Alongside reseller rebates, other subscriptions and services incentives available on the market today include:

  • Referral and facilitator fees, for example, referring leads, brokering meetings, engaging in pre-sales activities.
  • Technical assessments and customer workshops, for example, VMware, Microsoft.
  • Lifecycle incentives aimed at activities such as attach, growth and expansion, for example, Cisco, Schneider Electric.
  • Deployment and consumption incentives, for example, VMware is incentivizing partners for driving deployment, cloud activation and consumption as it aligns its partner program more closely with the customer lifecycle journey.
  • Influencer incentives, which reward services that have no actual transaction between the vendor and partner, such as professional advisory. These can bring operational challenges, including influence attribution, activity verification and customer acceptance. Today, partners typically submit proof of execution to vendors to claim these incentives.

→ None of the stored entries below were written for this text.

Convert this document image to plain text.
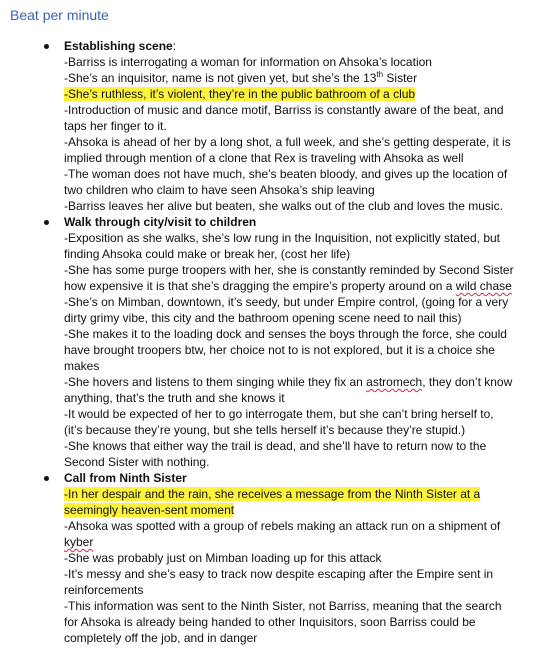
Beat per minute
Establishing scene:
-Barriss is interrogating a woman for information on Ahsoka’s location
-She’s an inquisitor, name is not given yet, but she’s the 13th Sister
-She’s ruthless, it’s violent, they’re in the public bathroom of a club
-Introduction of music and dance motif, Barriss is constantly aware of the beat, and
taps her finger to it.
-Ahsoka is ahead of her by a long shot, a full week, and she’s getting desperate, it is
implied through mention of a clone that Rex is traveling with Ahsoka as well
-The woman does not have much, she’s beaten bloody, and gives up the location of
two children who claim to have seen Ahsoka’s ship leaving
-Barriss leaves her alive but beaten, she walks out of the club and loves the music.
Walk through city/visit to children
-Exposition as she walks, she’s low rung in the Inquisition, not explicitly stated, but
finding Ahsoka could make or break her, (cost her life)
-She has some purge troopers with her, she is constantly reminded by Second Sister
how expensive it is that she’s dragging the empire’s property around on a wild chase
-She’s on Mimban, downtown, it’s seedy, but under Empire control, (going for a very
dirty grimy vibe, this city and the bathroom opening scene need to nail this)
-She makes it to the loading dock and senses the boys through the force, she could
have brought troopers btw, her choice not to is not explored, but it is a choice she
makes
-She hovers and listens to them singing while they fix an astromech, they don’t know
anything, that’s the truth and she knows it
-It would be expected of her to go interrogate them, but she can’t bring herself to,
(it’s because they’re young, but she tells herself it’s because they’re stupid.)
-She knows that either way the trail is dead, and she’ll have to return now to the
Second Sister with nothing.
Call from Ninth Sister
-In her despair and the rain, she receives a message from the Ninth Sister at a
seemingly heaven-sent moment
-Ahsoka was spotted with a group of rebels making an attack run on a shipment of
kyber
-She was probably just on Mimban loading up for this attack
-It’s messy and she’s easy to track now despite escaping after the Empire sent in
reinforcements
-This information was sent to the Ninth Sister, not Barriss, meaning that the search
for Ahsoka is already being handed to other Inquisitors, soon Barriss could be
completely off the job, and in danger
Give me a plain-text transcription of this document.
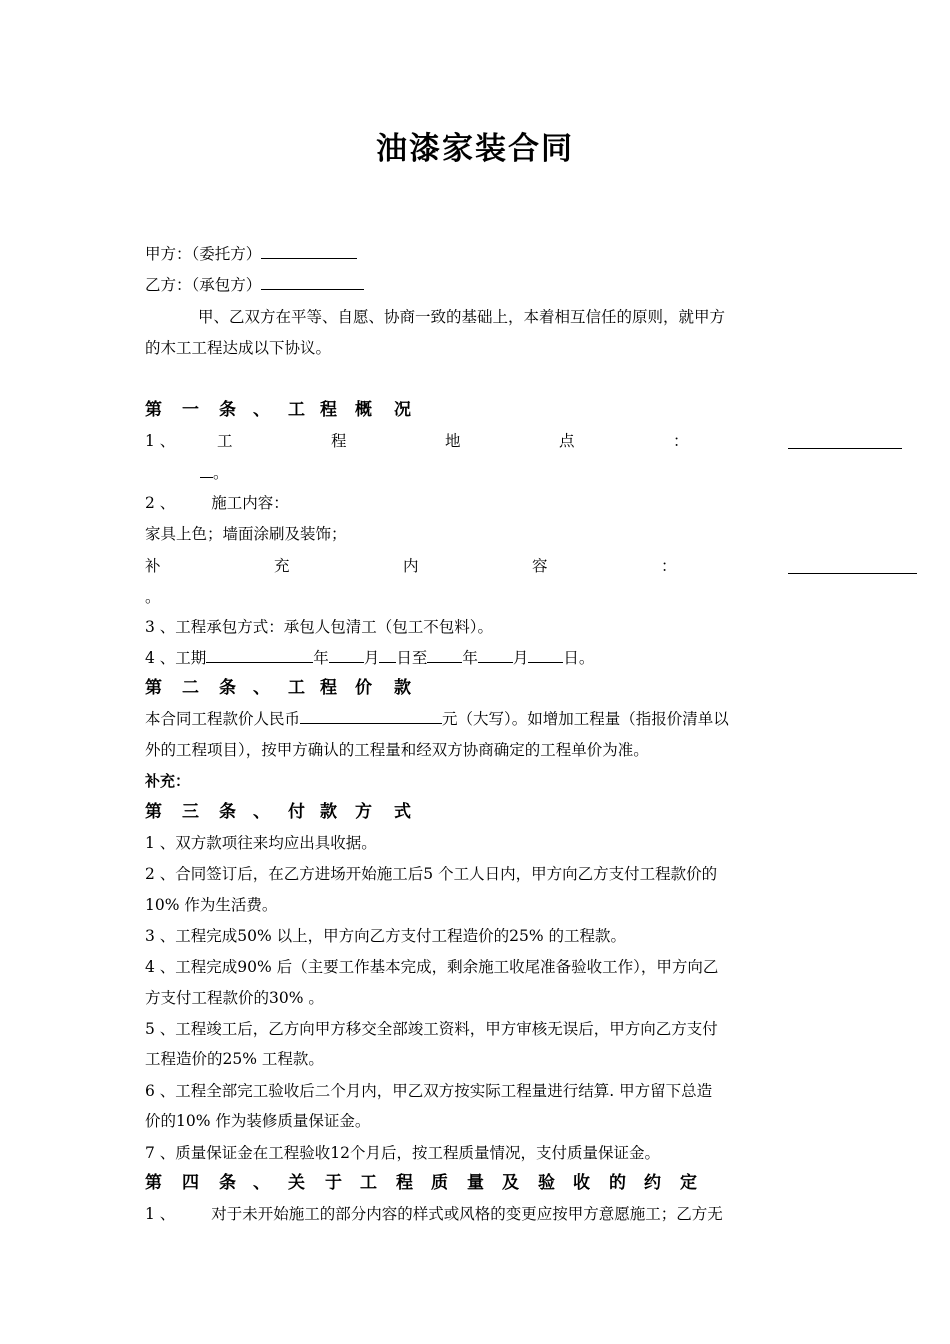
油漆家装合同
甲方：（委托方）
乙方：（承包方）
甲、乙双方在平等、自愿、协商一致的基础上，本着相互信任的原则，就甲方
的木工工程达成以下协议。
第 一 条 、 工 程 概 况
1 、	工	程	地	点	：
。
2 、 施工内容：
家具上色；墙面涂刷及装饰；
补	充	内	容	：
。
3 、工程承包方式：承包人包清工（包工不包料）。
4 、工期	年 月 日至 年 月 日。
第 二 条 、 工 程 价 款
本合同工程款价人民币	元（大写）。如增加工程量（指报价清单以
外的工程项目），按甲方确认的工程量和经双方协商确定的工程单价为准。
补充：
第 三 条 、 付 款 方 式
1 、双方款项往来均应出具收据。
2 、合同签订后，在乙方进场开始施工后5 个工人日内，甲方向乙方支付工程款价的
10% 作为生活费。
3 、工程完成50% 以上，甲方向乙方支付工程造价的25% 的工程款。
4 、工程完成90% 后（主要工作基本完成，剩余施工收尾准备验收工作），甲方向乙
方支付工程款价的30% 。
5 、工程竣工后，乙方向甲方移交全部竣工资料，甲方审核无误后，甲方向乙方支付
工程造价的25% 工程款。
6 、工程全部完工验收后二个月内，甲乙双方按实际工程量进行结算. 甲方留下总造
价的10% 作为装修质量保证金。
7 、质量保证金在工程验收12个月后，按工程质量情况，支付质量保证金。
第 四 条 、 关 于 工 程 质 量 及 验 收 的 约 定
1 、 对于未开始施工的部分内容的样式或风格的变更应按甲方意愿施工；乙方无
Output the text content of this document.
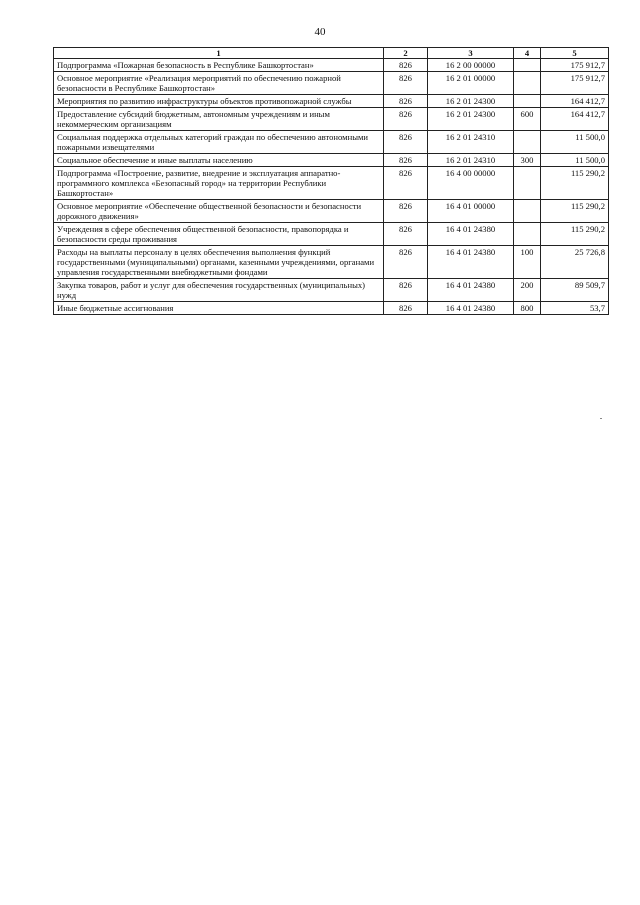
40
1	2	3	4	5
Подпрограмма «Пожарная безопасность в Республике Башкортостан»	826	16 2 00 00000		175 912,7
Основное мероприятие «Реализация мероприятий по обеспечению пожарной безопасности в Республике Башкортостан»	826	16 2 01 00000		175 912,7
Мероприятия по развитию инфраструктуры объектов противопожарной службы	826	16 2 01 24300		164 412,7
Предоставление субсидий бюджетным, автономным учреждениям и иным некоммерческим организациям	826	16 2 01 24300	600	164 412,7
Социальная поддержка отдельных категорий граждан по обеспечению автономными пожарными извещателями	826	16 2 01 24310		11 500,0
Социальное обеспечение и иные выплаты населению	826	16 2 01 24310	300	11 500,0
Подпрограмма «Построение, развитие, внедрение и эксплуатация аппаратно-программного комплекса «Безопасный город» на территории Республики Башкортостан»	826	16 4 00 00000		115 290,2
Основное мероприятие «Обеспечение общественной безопасности и безопасности дорожного движения»	826	16 4 01 00000		115 290,2
Учреждения в сфере обеспечения общественной безопасности, правопорядка и безопасности среды проживания	826	16 4 01 24380		115 290,2
Расходы на выплаты персоналу в целях обеспечения выполнения функций государственными (муниципальными) органами, казенными учреждениями, органами управления государственными внебюджетными фондами	826	16 4 01 24380	100	25 726,8
Закупка товаров, работ и услуг для обеспечения государственных (муниципальных) нужд	826	16 4 01 24380	200	89 509,7
Иные бюджетные ассигнования	826	16 4 01 24380	800	53,7
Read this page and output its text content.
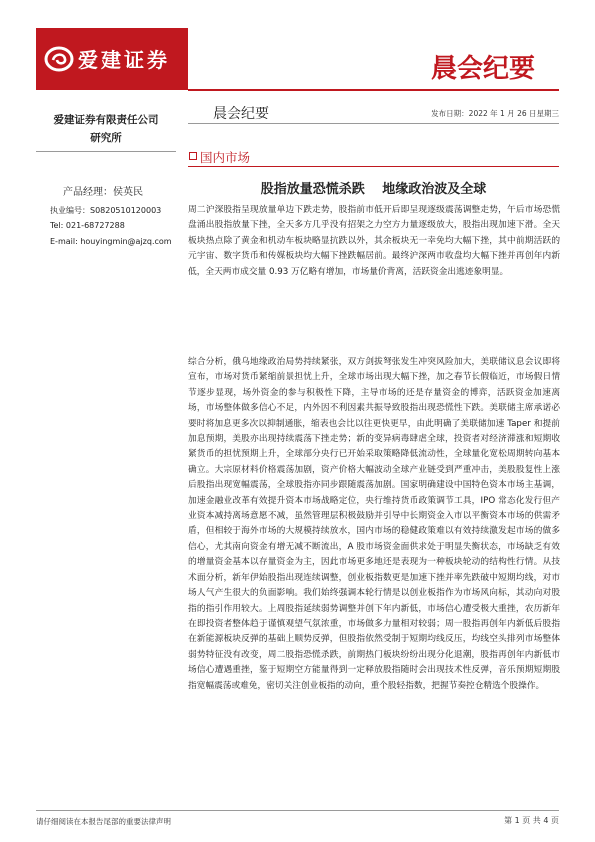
爱建证券	晨会纪要
爱建证券有限责任公司
研究所
产品经理：侯英民
执业编号：S0820510120003
Tel: 021-68727288
E-mail: houyingmin@ajzq.com
晨会纪要	发布日期：2022 年 1 月 26 日星期三
国内市场
股指放量恐慌杀跌　 地缘政治波及全球

周二沪深股指呈现放量单边下跌走势，股指前市低开后即呈现逐级震荡调整走势，午后市场恐慌盘涌出股指放量下挫，全天多方几乎没有招架之力空方力量逐级放大，股指出现加速下滑。全天板块热点除了黄金和机动车板块略显抗跌以外，其余板块无一幸免均大幅下挫，其中前期活跃的元宇宙、数字货币和传媒板块均大幅下挫跌幅居前。最终沪深两市收盘均大幅下挫并再创年内新低，全天两市成交量 0.93 万亿略有增加，市场量价背离，活跃资金出逃迹象明显。

综合分析，俄乌地缘政治局势持续紧张，双方剑拔弩张发生冲突风险加大，美联储议息会议即将宣布，市场对货币紧缩前景担忧上升，全球市场出现大幅下挫，加之春节长假临近，市场假日情节逐步显现，场外资金的参与积极性下降，主导市场的还是存量资金的博弈，活跃资金加速离场，市场整体做多信心不足，内外因不利因素共振导致股指出现恐慌性下跌。美联储主席承诺必要时将加息更多次以抑制通胀，缩表也会比以往更快更早，由此明确了美联储加速 Taper 和提前加息预期，美股亦出现持续震荡下挫走势；新的变异病毒肆虐全球，投资者对经济滞涨和短期收紧货币的担忧预期上升，全球部分央行已开始采取策略降低流动性，全球量化宽松周期转向基本确立。大宗原材料价格震荡加剧，资产价格大幅波动全球产业链受到严重冲击，美股股复性上涨后股指出现宽幅震荡，全球股指亦同步跟随震荡加剧。国家明确建设中国特色资本市场主基调，加速金融业改革有效提升资本市场战略定位，央行维持货币政策调节工具，IPO 常态化发行但产业资本减持离场意愿不减，虽然管理层积极鼓励并引导中长期资金入市以平衡资本市场的供需矛盾，但相较于海外市场的大规模持续放水，国内市场的稳健政策难以有效持续激发起市场的做多信心，尤其南向资金有增无减不断流出，A 股市场资金面供求处于明显失衡状态，市场缺乏有效的增量资金基本以存量资金为主，因此市场更多地还是表现为一种板块轮动的结构性行情。从技术面分析，新年伊始股指出现连续调整，创业板指数更是加速下挫并率先跌破中短期均线，对市场人气产生很大的负面影响。我们始终强调本轮行情是以创业板指作为市场风向标，其动向对股指的指引作用较大。上周股指延续弱势调整并创下年内新低，市场信心遭受极大重挫，农历新年在即投资者整体趋于谨慎观望气氛浓重，市场做多力量相对较弱；周一股指再创年内新低后股指在新能源板块反弹的基础上顺势反弹，但股指依然受制于短期均线反压，均线空头排列市场整体弱势特征没有改变，周二股指恐慌杀跌，前期热门板块纷纷出现分化退潮，股指再创年内新低市场信心遭遇重挫，鉴于短期空方能量得到一定释放股指随时会出现技术性反弹，音乐预期短期股指宽幅震荡或难免，密切关注创业板指的动向，重个股轻指数，把握节奏控仓精选个股操作。

请仔细阅读在本报告尾部的重要法律声明	第 1 页 共 4 页
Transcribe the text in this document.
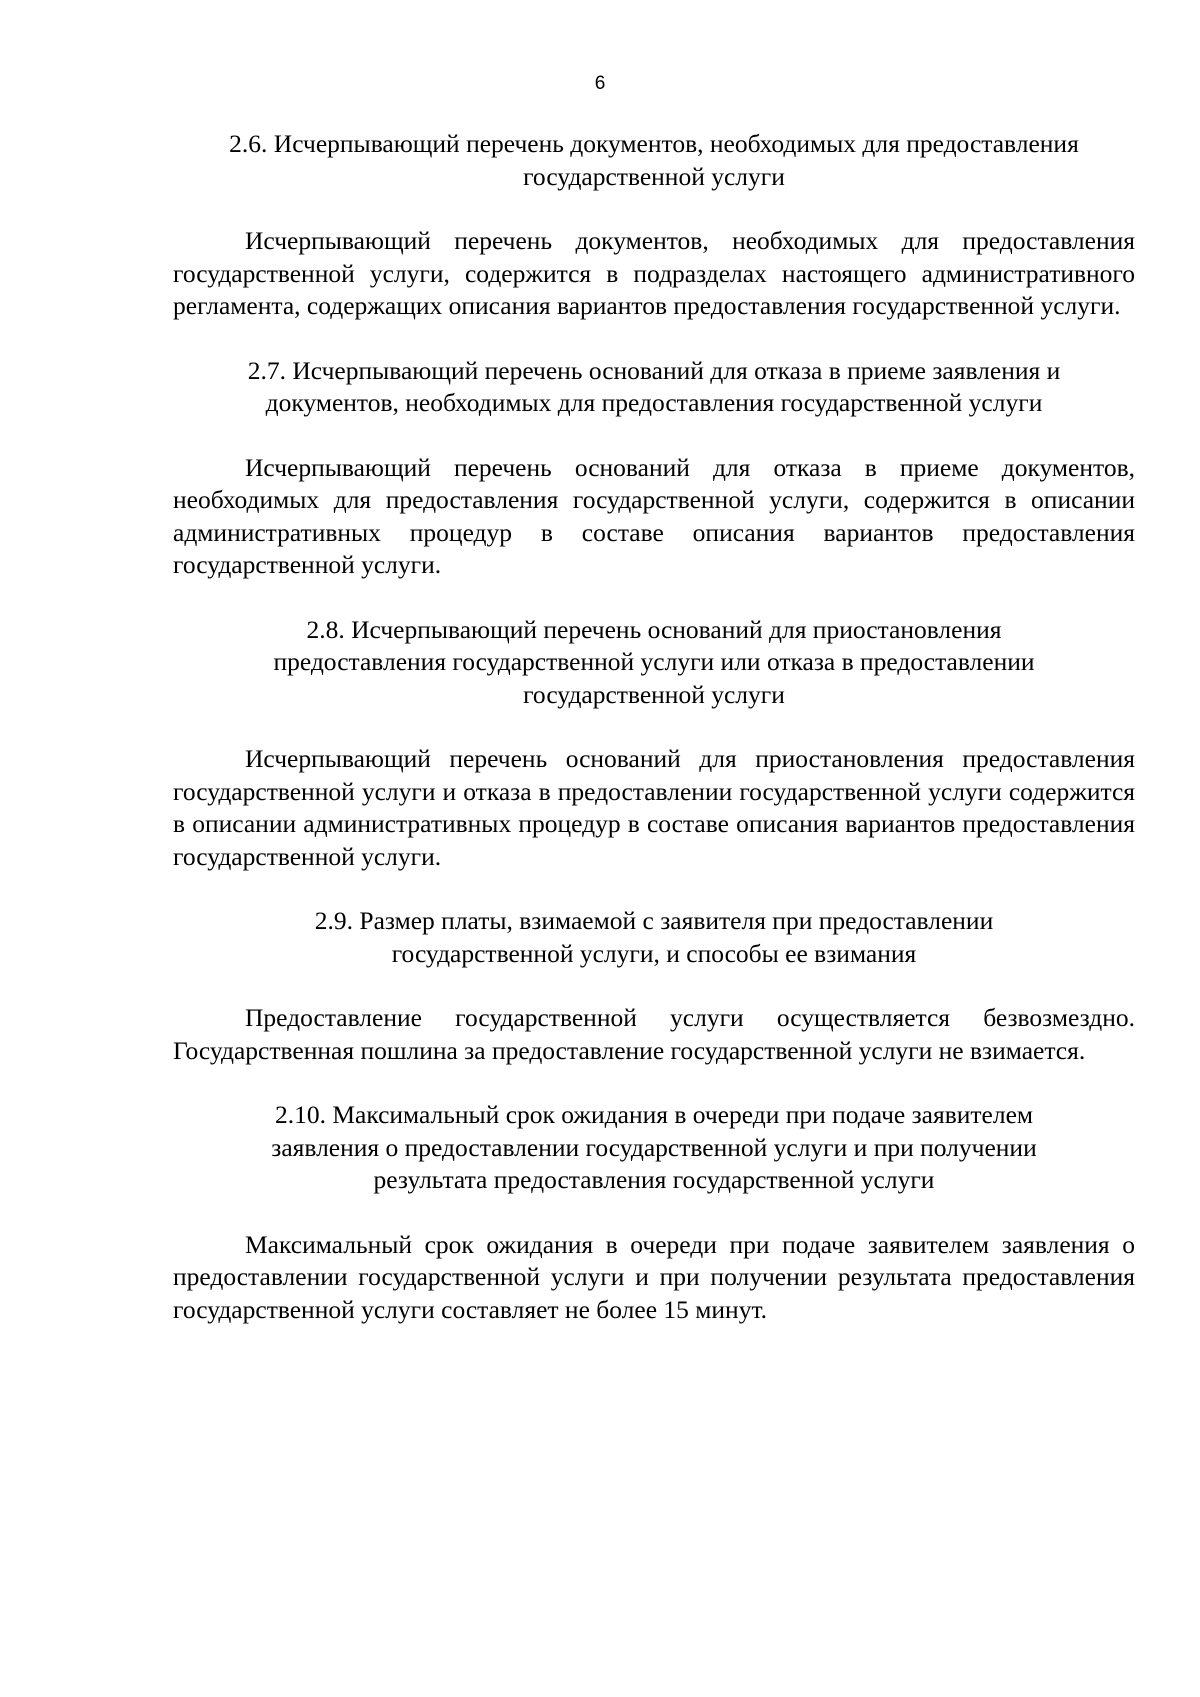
6

2.6. Исчерпывающий перечень документов, необходимых для предоставления
государственной услуги

Исчерпывающий перечень документов, необходимых для предоставления государственной услуги, содержится в подразделах настоящего административного регламента, содержащих описания вариантов предоставления государственной услуги.

2.7. Исчерпывающий перечень оснований для отказа в приеме заявления и
документов, необходимых для предоставления государственной услуги

Исчерпывающий перечень оснований для отказа в приеме документов, необходимых для предоставления государственной услуги, содержится в описании административных процедур в составе описания вариантов предоставления государственной услуги.

2.8. Исчерпывающий перечень оснований для приостановления
предоставления государственной услуги или отказа в предоставлении
государственной услуги

Исчерпывающий перечень оснований для приостановления предоставления государственной услуги и отказа в предоставлении государственной услуги содержится в описании административных процедур в составе описания вариантов предоставления государственной услуги.

2.9. Размер платы, взимаемой с заявителя при предоставлении
государственной услуги, и способы ее взимания

Предоставление государственной услуги осуществляется безвозмездно. Государственная пошлина за предоставление государственной услуги не взимается.

2.10. Максимальный срок ожидания в очереди при подаче заявителем
заявления о предоставлении государственной услуги и при получении
результата предоставления государственной услуги

Максимальный срок ожидания в очереди при подаче заявителем заявления о предоставлении государственной услуги и при получении результата предоставления государственной услуги составляет не более 15 минут.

  • Cloud migration and acceleration funds. These represent an incentive that infrastructure vendors currently lack. Cloud vendors have a reputation for generously subsidizing customers’ initial cloud adoption with these funds, whether the move is from on-premises or competitors’ clouds to their own. Infrastructure vendors, in contrast, have made fewer strides in their evolution of services incentives, leaving them at risk of being less attractive to partners.

Co-selling remains underdeveloped for most vendors

Another benefit pushed to the forefront by the growing importance of services, SaaS and subscriptions is co-selling. Co-selling effectively means strengthening the pre-sales motion by incentivizing a vendor’s own sales teams to sell a partner’s solution or service or incentivizing other partners to do this. For many vendors, it remains underdeveloped, partly because of the complexity of processes involved and the need to change sales behavior. Vendors have typically focused on facilitating the ease and accuracy of such matches so far, whether that is co-selling with the vendor or partners. P2P co-sell incentives, depending on the nature of the co-selling, can help keep customers within vendors’ own channel ecosystems while expanding the customer reach of their partners.

Examples of co-selling incentives available today include:

  • VMware’s P2P incentive is aimed at matching resellers’ customers to best-in-class service partners.
  • Cisco pays co-sell incentives in the form of MDF (market development funds) to Developer and Advisor partners.
  • Microsoft cloud solution providers (CSPs) get a 10% rebate when they successfully sell ISV solutions. Microsoft pays its own salespeople the same reward for selling a partner’s solution.

Subscription incentives will add to the existing arsenal that partners get today

Partner incentives for subscriptions and services are challenging to implement because vendors must consider the roles that partners play as well as their level of expertise or commitment to the vendor. Other factors, such as channel-centricity, ease of business, service availability, customer leads and pricing assurance, are vital for many vendors to establish greater trust and credibility first. Subscriptions, if the consumer space is any guide, can cost customers more than just pricing once they become reliant on their products. On the other hand, they are helpful for businesses seeking to reduce their regular cash outflow. Subscriptions and services delivery necessitate an ecosystem of mechanisms and channel partners. Vendors are investing in their partner compensation schemes and those new incentives will add to, rather than replace, the existing arsenal partners can earn when they sell. Incentives are not the only thing needed to drive partners’ change in behavior toward subscriptions and services, but they are certainly a vital one.